Position: 01 degrees, 30 minutes NORTH; 146 degrees, 38 minutes west 119 nm day We’re back – so to speak. Last night at 0015 we crossed the equator!

We're at "zero, zero" latitude crossing from South Pacific to North Pacific.

This is what the equator looks like...on the GPS 😉
Since it was late, we were in the middle of our respective watches. I was asleep, Ann was on watch, but we had agreed to celebrate, so with great difficulty I got up to recognize the momentous occasion. As the degrees and minutes of latitude counted down, I was in the cabin with a camera to capture the nav instruments showing the “zero, zero” latitude. Ann was in the cockpit with the iPad (which is connected wirelessly to the GPS and other nav stuff) ready to take a screen shot of the chartplotter at “zero, zero”. At the designated moment, we both took a picture and it worked! Now it’s time to celebrate.
We had a bottle of champagne in the fridge and made up some cheese and crackers. Then sitting under a beautiful starry night you could hear the “pop” of the champagne cork. A substantial “tot” to Neptune and then a glass each for Ann and me, we toasted coming back across on what has been an amazing adventure. Of course it’s not near over, but this is a milestone that needed to be recognized.
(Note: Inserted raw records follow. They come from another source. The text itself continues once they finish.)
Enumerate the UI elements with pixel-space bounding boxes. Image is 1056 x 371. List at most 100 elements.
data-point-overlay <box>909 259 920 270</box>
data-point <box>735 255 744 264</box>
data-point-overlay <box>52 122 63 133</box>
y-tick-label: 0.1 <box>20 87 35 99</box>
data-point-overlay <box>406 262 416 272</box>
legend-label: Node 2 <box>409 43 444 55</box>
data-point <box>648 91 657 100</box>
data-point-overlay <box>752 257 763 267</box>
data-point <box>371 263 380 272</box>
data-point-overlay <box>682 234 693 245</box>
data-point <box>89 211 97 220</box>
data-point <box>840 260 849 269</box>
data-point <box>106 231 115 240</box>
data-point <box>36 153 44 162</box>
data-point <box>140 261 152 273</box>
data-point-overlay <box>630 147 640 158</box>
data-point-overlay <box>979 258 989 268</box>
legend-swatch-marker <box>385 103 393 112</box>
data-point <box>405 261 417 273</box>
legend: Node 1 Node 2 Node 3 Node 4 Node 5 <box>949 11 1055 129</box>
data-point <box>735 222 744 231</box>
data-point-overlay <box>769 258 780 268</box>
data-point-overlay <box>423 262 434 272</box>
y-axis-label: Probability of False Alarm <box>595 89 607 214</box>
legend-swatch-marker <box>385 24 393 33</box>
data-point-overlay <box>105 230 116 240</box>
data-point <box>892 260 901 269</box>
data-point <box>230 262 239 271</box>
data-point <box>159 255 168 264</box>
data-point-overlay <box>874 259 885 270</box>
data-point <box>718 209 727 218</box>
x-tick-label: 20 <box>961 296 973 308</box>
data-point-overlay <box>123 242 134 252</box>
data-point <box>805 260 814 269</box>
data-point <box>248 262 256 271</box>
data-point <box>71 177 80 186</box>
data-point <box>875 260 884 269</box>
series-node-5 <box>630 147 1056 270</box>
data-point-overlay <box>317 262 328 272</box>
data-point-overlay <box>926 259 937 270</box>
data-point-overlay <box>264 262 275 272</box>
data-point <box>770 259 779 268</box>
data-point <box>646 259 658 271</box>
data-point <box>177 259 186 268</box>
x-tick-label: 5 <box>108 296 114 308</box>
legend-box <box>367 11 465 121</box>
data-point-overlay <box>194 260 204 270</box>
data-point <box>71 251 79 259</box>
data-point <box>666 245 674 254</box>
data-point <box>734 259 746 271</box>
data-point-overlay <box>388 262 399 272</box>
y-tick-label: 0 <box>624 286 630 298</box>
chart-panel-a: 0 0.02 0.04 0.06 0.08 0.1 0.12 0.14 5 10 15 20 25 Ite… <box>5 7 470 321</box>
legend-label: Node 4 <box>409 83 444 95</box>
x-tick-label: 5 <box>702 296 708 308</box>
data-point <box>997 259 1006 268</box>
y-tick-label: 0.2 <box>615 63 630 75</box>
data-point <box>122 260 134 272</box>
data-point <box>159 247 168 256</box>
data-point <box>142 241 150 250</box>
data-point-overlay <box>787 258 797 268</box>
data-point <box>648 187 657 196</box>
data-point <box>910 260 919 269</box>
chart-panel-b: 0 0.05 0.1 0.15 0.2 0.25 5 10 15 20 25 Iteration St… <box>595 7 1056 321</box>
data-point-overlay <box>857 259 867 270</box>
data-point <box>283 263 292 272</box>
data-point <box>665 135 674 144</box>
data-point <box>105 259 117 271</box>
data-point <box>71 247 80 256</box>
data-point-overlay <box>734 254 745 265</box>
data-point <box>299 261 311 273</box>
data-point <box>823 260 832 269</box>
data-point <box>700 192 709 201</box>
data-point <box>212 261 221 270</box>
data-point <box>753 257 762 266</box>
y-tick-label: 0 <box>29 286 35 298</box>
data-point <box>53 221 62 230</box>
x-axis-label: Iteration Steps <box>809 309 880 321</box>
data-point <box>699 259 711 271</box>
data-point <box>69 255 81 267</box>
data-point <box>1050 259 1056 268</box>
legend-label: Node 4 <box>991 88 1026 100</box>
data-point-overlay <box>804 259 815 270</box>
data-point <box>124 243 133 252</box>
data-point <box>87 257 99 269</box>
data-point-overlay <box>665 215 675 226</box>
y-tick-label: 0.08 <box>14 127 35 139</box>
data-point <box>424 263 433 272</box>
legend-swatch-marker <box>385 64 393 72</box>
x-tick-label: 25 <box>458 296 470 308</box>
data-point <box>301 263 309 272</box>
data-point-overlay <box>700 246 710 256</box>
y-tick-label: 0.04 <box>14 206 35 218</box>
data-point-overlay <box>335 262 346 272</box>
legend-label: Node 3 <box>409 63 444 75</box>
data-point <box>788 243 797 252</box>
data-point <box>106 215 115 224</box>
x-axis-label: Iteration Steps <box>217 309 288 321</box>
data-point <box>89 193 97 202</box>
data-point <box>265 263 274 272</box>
So…We have now almost completed “Part One” of the second leg of this journey from NZ back the US. This part was the positioning segment from Papeete to the equator. We needed to not only get north to the equator, but also make enough east to have a good angle to Hawaii from here. I think we have achieved the easting we need. “Part Two” starts in a day or two. It’s the crossing of the Inter Tropical Convergence Zone or ITCZ. The dreaded place where dragons and sea monsters live; it is the boundary between the clockwise rotating winds of the northern hemisphere and the anti-clockwise rotating winds of the southern hemisphere. You can almost picture the chaos the can occur when the two meet. We get to sail through it. Thunderstorms, swirling winds, heavy rain, you know all the fun stuff. We enter this point at about 5 degrees north and exit about 9 degrees – or a total of about 240 or so miles. Roughly two days sailing – or motoring if the wind doesn’t cooperate. We’re not going to wait around for perfect conditions. If it’s not windy enough we’re turning on the engine and getting the heck out of there. Then, as we exit the ITCZ, hopefully as forecast at about 9 degrees north, we enter Segment Three, which is the final push through the trade winds into Hawaii.
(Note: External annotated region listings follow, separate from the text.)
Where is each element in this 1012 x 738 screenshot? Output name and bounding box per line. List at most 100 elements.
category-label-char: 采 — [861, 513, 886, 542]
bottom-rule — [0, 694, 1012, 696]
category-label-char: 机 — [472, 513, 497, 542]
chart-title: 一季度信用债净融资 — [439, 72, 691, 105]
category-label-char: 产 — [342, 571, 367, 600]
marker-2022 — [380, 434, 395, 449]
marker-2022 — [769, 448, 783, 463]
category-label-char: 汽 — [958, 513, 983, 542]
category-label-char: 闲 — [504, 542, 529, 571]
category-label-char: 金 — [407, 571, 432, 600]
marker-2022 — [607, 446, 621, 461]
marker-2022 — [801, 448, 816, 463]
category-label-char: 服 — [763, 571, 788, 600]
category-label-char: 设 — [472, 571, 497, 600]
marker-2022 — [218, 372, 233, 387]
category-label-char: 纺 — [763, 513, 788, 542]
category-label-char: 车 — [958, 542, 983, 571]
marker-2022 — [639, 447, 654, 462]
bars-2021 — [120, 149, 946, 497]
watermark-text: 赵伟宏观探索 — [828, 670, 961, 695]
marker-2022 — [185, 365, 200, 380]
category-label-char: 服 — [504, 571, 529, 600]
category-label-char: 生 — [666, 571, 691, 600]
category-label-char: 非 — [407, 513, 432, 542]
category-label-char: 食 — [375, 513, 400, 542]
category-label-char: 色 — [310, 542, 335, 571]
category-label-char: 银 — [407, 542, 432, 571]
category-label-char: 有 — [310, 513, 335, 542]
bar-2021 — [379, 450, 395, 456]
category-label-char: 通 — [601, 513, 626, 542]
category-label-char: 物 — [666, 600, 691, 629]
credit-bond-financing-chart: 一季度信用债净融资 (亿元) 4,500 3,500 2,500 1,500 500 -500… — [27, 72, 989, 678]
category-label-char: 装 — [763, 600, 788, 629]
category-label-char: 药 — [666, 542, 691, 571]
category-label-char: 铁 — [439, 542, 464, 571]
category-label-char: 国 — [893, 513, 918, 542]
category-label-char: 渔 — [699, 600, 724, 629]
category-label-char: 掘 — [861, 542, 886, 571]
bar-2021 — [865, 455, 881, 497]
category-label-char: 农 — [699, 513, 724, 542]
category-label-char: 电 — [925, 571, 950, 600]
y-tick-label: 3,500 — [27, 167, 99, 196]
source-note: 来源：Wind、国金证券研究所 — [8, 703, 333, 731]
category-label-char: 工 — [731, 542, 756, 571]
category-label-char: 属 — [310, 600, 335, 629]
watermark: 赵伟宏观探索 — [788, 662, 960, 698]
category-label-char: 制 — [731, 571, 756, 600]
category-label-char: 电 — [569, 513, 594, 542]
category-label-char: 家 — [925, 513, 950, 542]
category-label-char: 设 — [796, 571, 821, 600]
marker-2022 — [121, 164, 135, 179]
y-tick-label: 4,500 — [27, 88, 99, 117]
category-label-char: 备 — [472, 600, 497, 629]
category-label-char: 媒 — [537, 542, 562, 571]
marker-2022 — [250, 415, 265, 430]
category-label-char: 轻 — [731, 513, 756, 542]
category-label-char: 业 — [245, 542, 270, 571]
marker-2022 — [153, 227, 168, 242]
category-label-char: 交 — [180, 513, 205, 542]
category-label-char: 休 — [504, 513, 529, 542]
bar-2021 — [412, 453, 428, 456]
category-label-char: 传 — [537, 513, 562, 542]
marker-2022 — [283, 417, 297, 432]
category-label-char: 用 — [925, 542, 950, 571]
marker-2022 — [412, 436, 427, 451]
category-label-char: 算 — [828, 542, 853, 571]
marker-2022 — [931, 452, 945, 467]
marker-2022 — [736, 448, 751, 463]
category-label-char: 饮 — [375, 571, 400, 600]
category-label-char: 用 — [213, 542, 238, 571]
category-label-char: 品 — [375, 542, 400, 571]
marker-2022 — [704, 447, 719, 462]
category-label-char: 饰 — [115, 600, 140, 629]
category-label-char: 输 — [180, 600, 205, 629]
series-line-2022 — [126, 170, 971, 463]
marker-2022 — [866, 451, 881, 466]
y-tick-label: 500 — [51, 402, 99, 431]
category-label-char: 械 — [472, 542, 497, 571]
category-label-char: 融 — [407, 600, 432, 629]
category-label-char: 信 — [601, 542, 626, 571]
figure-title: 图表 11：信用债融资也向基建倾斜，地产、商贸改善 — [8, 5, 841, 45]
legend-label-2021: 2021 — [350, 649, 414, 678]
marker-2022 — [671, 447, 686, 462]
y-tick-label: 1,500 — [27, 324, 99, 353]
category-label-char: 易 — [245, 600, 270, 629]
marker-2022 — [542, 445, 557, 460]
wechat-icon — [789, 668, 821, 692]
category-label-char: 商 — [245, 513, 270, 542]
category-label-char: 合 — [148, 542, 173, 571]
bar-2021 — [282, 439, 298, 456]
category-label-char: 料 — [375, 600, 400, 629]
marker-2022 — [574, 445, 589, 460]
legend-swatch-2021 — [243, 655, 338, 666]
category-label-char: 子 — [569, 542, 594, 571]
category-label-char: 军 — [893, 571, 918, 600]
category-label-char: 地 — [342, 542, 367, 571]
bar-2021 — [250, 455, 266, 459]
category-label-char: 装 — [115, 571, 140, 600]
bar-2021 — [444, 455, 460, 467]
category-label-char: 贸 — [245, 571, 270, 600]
The good news is there is a low pressure system up to our north and it seems to be pulling the wind up right through the equator and the ITCZ. The result appears to be a squishing of the zone – it’s not as wide as it was a couple days ago – and the fact that we actually have a consistent wind right now. It’s SSE at about 15 so we have a nice ride in a practically cloudless and very starry night sky.
The bad news is the low is turning into a tropical depression, which in turn is going to become a hurricane by Thursday. Although it’s due north of us, we should be far enough away to not be affected. Looks like we’ll be at least 300 miles south as it develops and then moves NW toward Hawaii. Hey, that’s here we’re going! “Follow that hurricane!” Haven’t you always wanted to say that?
Anyway, we’re slowing Charisma down a bit and watching the weather reports very carefully to make sure we don’t run up into it.